Mid Staffordshire NHS Foundation Trust, which is at the centre of a public inquiry into serious failings of care, said the boy was unharmed and police had begun an investigation.
A spokesman for the Staffordshire force said officers were investigating a complaint about the treatment of a youngster by a worker at Stafford Hospital earlier this month.
Colin Ovington, director of nursing and midwifery at the trust, said: “A member of staff has been suspended pending the outcome of the police investigation and the trust’s investigation under our disciplinary policy.
“We cannot emphasise strongly enough that this incident is exceptional and apologise again to the family.
“We want other hospitals to learn from this incident so that we can be sure that it does not happen to any other baby.”
A report from the public inquiry into failings at the trust will be published on February 6.
Inquiry chairman Robert Francis QC will recommend wide-ranging reforms of the NHS, it is understood.
The £11m review of what went wrong at Stafford Hospital between January 2005 and March 2009 will suggest hospitals that cover up mistakes by doctors and poor treatment of patients should face fines and possible closure, it has been reported.
A separate highly-critical report by the Healthcare Commission in 2009 revealed a catalogue of failings at the trust and said “appalling standards” had put patients at risk.

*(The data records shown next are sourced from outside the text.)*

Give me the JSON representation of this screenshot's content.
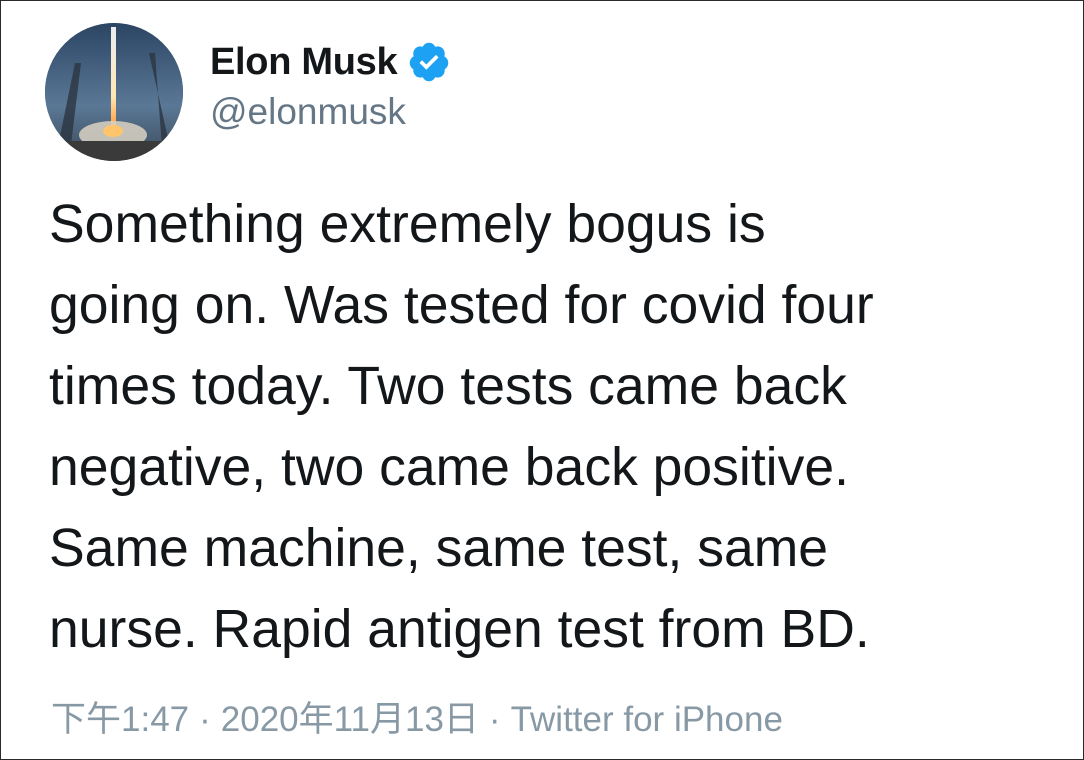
{
  "author": {
    "display_name": "Elon Musk",
    "handle": "@elonmusk",
    "avatar_icon": "rocket-launch-avatar",
    "verified_icon": "verified-badge-icon"
  },
  "tweet": {
    "lines": [
      "Something extremely bogus is",
      "going on. Was tested for covid four",
      "times today. Two tests came back",
      "negative, two came back positive.",
      "Same machine, same test, same",
      "nurse. Rapid antigen test from BD."
    ]
  },
  "meta": {
    "time": "下午1:47",
    "separator": "·",
    "date": "2020年11月13日",
    "source": "Twitter for iPhone"
  },
  "colors": {
    "text": "#14171a",
    "secondary": "#657786",
    "meta": "#8899a6",
    "verified": "#1da1f2"
  }
}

Between 400 and 1,200 more people died than would have been expected in a three-year period from 2005 to 2008, the commission said.
In February 2010, an independent inquiry into events at the trust found it had “routinely neglected patients”.
Mr Ovington said: “We have a zero tolerance approach to poor patient care and we take immediate, appropriate action as soon as we know about any potential serious incidents which happen in our hospitals.
“We are proud that our staff now feel confident to report any incidents which happen. We will continue to encourage staff to do this, and will continue to report incidents, even before they have been fully investigated, despite any negative attention this may create.”